EU, ECB, and IMF draft agreement to release Greece aid

Greece’s creditors are close to finishing a draft agreement to put to the leftist government in Athens, a source close to the talks said on Tuesday, injecting new momentum into long-running negotiations to release aid for the cash-strapped country.
Hours earlier, Greek Prime Minister Alexis Tsipras said Athens had submitted its own proposal to lenders – an apparent effort to pre-empt a take-it-or-leave-it offer by the creditors and to show Greek voters that Athens made its move first.
The statements of proposal and counter-proposal came after leaders of Germany, France and the lending institutions held emergency talks on the Greek debt crisis in Berlin late on Monday in a sign of top-level concern about the impasse.

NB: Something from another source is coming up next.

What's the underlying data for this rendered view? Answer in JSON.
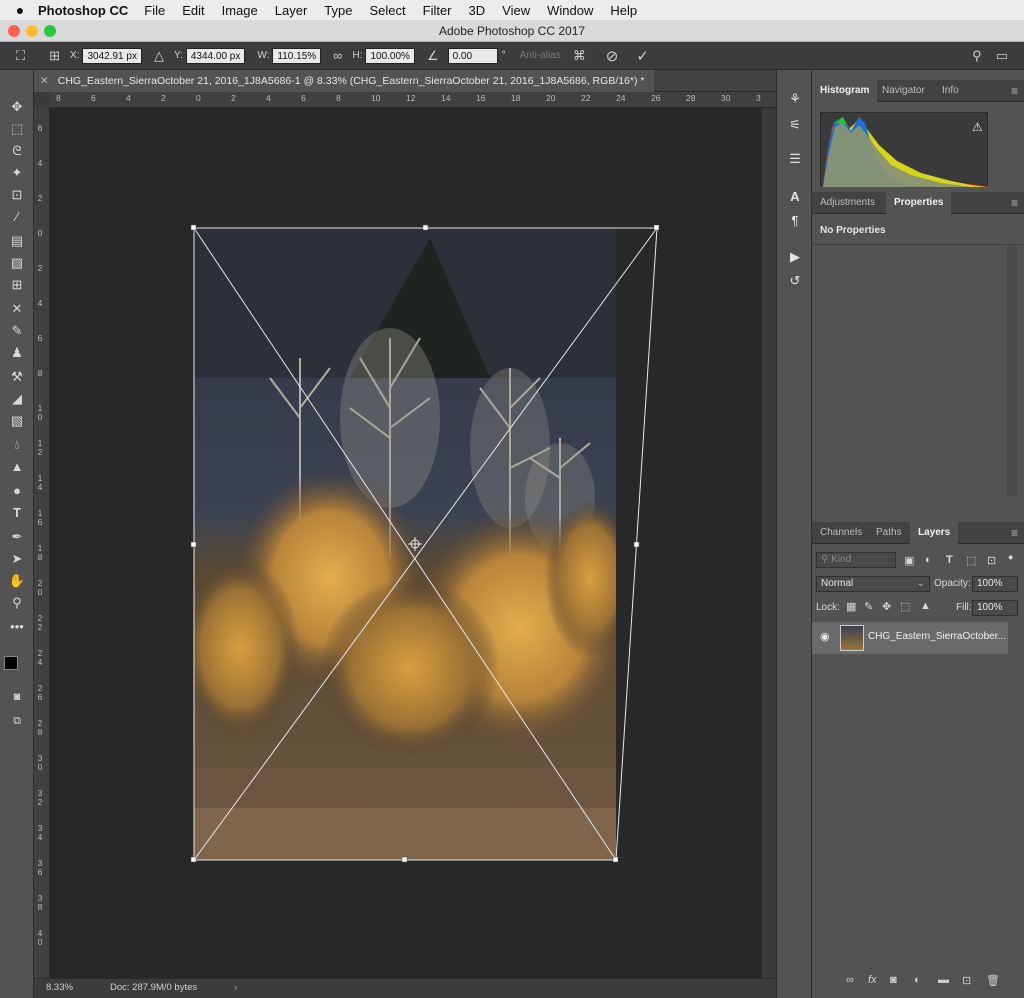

Starved of aid and access to bond markets, Athens is precipitously close to running out of money. It has threatened to default on an IMF payment this week without a deal, though it also says it will reject any ultimatums.
Failure to reach agreement this month could trigger a Greek default and lead to the imposition of capital controls and a potential exit from the euro zone, dealing a serious blow to Europe’s supposedly irreversible single currency.
“We have submitted a realistic plan for Greece to exit the crisis. A realistic plan, whose acceptance by the institutions, our lenders and our partners in Europe will mark the end of the scenario of divisions in Europe,” Tsipras told reporters.
“It is now clear that the decision on whether they want to adjust to realism … the decision rests with the political leadership of Europe.”
A source close to the talks said the lenders in the meantime were finalizing details of their offer to Athens.
“We are almost done,” the source said.
A European Commission spokeswoman said many documents were being exchanged among negotiators, which was “already a good sign”. Talks with Greece were continuing and “we are not there yet”, she said.
A euro zone source said the Greek document was insufficient and was not officially on the table. It made no significant concessions on the main outstanding issues of pension and labor market reform, fiscal targets and the size of the civil service that have dogged four months of tough negotiations.